AeRoShip

Funding Source: University of Stuttgart

 

Motivation: Lighter-than-air vehicles (LTAVs) such as rigid and nonrigid dirigibles, or airships, are clearly a superior choice for some applications like wildlife monitoring, sports event capture and continuous patrolling of forest regions for anti-poaching tasks. LTAVs are uniquely suited as aerial communication relays, for wildlife monitoring and conservation tasks, which we address in one of our other projects, WildCap. Airships produce little noise, have high energy efficiency and long flight times, display benign collision and crash characteristics, pose low danger and cause little environmental impact. However, their comparably high handling complexity, size, lifting gas requirements and cost create an entry barrier for researchers. Unlike for heavier-than-air drones, there have been no off the shelf flight controllers that support autonomous dirigible flight. Therefore, guidance and control algorithms have to be implemented for each vehicle - even though various suitable control strategies can be found in the literature. Similar to both rotor craft and fixed wing UAVs, dirigibles come in many types of actuator arrangements: Fixed or vectoring main thrusters, differential thrust, different tail fin arrangements and auxiliary thrusters, single or double hull, etc. Thus, a control algorithm for a specific vehicle might not always be applicable to others.

 

Goals and Objectives:

In project AeRoShip our goal is to develop a team autonomous airships which is capable of monitoring wildlife for long durations. To this end, our objectives are

  • To develop robotic airship hardware and flight control methods.
  • To develop novel planning and navigation methods for single and multiple airships performing visual monitoring in an obstacle-rich environment.

Methodology:

  • Fixed wing and multirotor UAVs are common in the field of robotics. Solutions for simulation and control of these vehicles are ubiquitous. This is not the case for airships, a simulation of which needs to address unique properties, i) dynamic deformation in response to aerodynamic and control forces, ii) high susceptibility to wind and turbulence at low airspeed, and iii) high variability in airship designs regarding placement, direction and vectoring of thrusters and control surfaces. In our most recent work [1] , we are designing a flexible framework for modeling, simulation and control of airships, based on the Robot operating system (ROS), simulation environment (Gazebo) and commercial off the shelf (COTS) electronics, all of which are open source. Based on simulated wind and deformation, we predict substantial effects on controllability, verified in real world flight experiments. All our code is shared as open source, for the benefit of the community and to facilitate lighter-than-air vehicle (LTAV) research. It can be found here (https://github.com/robot-perception-group/airship_simulation)

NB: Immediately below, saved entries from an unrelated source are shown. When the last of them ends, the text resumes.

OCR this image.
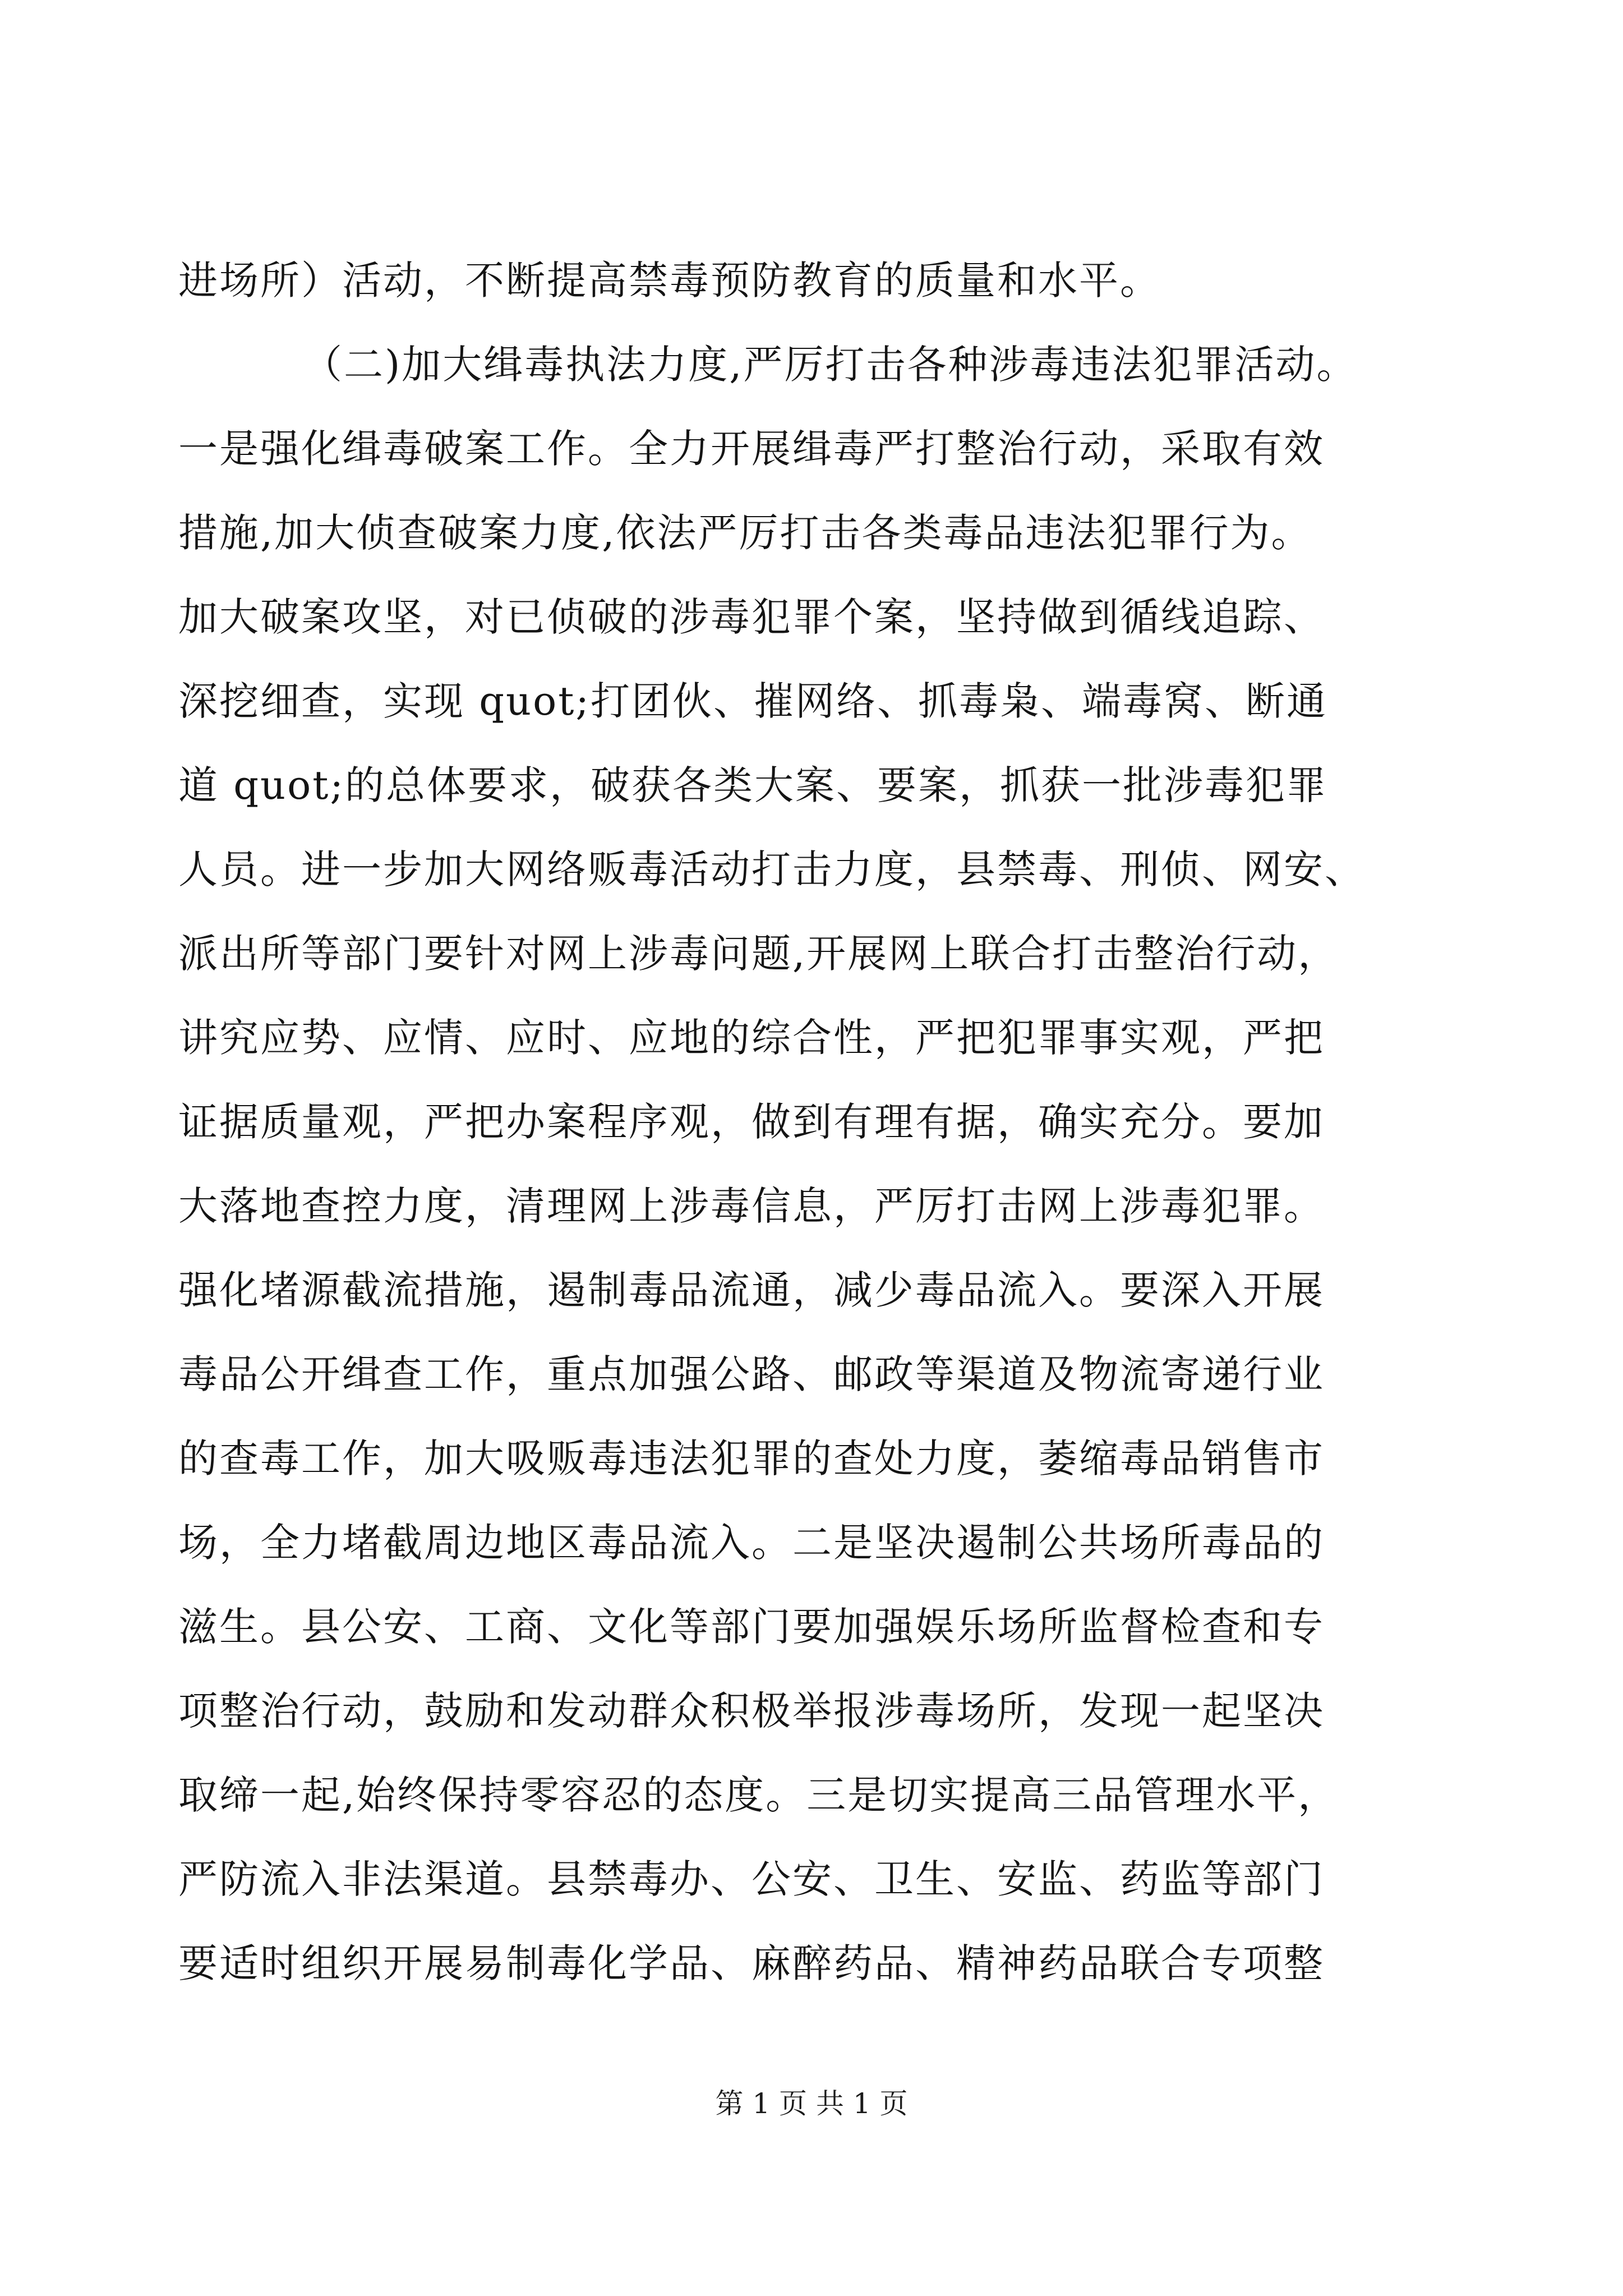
进场所）活动，不断提高禁毒预防教育的质量和水平。
（二)加大缉毒执法力度,严厉打击各种涉毒违法犯罪活动。
一是强化缉毒破案工作。全力开展缉毒严打整治行动，采取有效
措施,加大侦查破案力度,依法严厉打击各类毒品违法犯罪行为。
加大破案攻坚，对已侦破的涉毒犯罪个案，坚持做到循线追踪、
深挖细查，实现 quot;打团伙、摧网络、抓毒枭、端毒窝、断通
道 quot;的总体要求，破获各类大案、要案，抓获一批涉毒犯罪
人员。进一步加大网络贩毒活动打击力度，县禁毒、刑侦、网安、
派出所等部门要针对网上涉毒问题,开展网上联合打击整治行动，
讲究应势、应情、应时、应地的综合性，严把犯罪事实观，严把
证据质量观，严把办案程序观，做到有理有据，确实充分。要加
大落地查控力度，清理网上涉毒信息，严厉打击网上涉毒犯罪。
强化堵源截流措施，遏制毒品流通，减少毒品流入。要深入开展
毒品公开缉查工作，重点加强公路、邮政等渠道及物流寄递行业
的查毒工作，加大吸贩毒违法犯罪的查处力度，萎缩毒品销售市
场，全力堵截周边地区毒品流入。二是坚决遏制公共场所毒品的
滋生。县公安、工商、文化等部门要加强娱乐场所监督检查和专
项整治行动，鼓励和发动群众积极举报涉毒场所，发现一起坚决
取缔一起,始终保持零容忍的态度。三是切实提高三品管理水平，
严防流入非法渠道。县禁毒办、公安、卫生、安监、药监等部门
要适时组织开展易制毒化学品、麻醉药品、精神药品联合专项整
第 1 页 共 1 页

  • In addition to the classical methods, we are also investigating reinforcement learning based approaches for autonomous control of airships. Airships' dynamics are complex. Due to its size, the air drag on its body is huge which leads to significant time-delay and higher sensitivity to disturbance. The size and shape of an airship depend on the properties of the surrounding air. Change in the environment often leads to blimp deformation and buoyancy change. Furthermore, the airship often has no direct control over its lateral movement. Our insight is that the lateral error can be compensated by sophisticated long-term planning. Therefore, one of our goals in this project is to derive a robust control policy that can handle such complex dynamics and still achieve high performance.

Publications:

 

[1] Price, E., Liu, Y. T., Black, M. J., & Ahmad, A. (2022). Simulation and Control of Deformable Autonomous Airships in Turbulent Wind. In M. H. Ang Jr, H. Asama, W. Lin, & S. Foong (Hrsg.), Intelligent Autonomous Systems 16 (S. 608--626). Springer International Publishing. https://doi.org/10.1007/978-3-030-95892-3_46

[2]  Liu, Y.T., Price, E., Black, M.J., Ahmad, A. (2022)    Deep Residual Reinforcement Learning based Autonomous Blimp Control, 2022 IEEE/RSJ International Conference on Intelligent Robots and Systems (IROS), Oct 2022.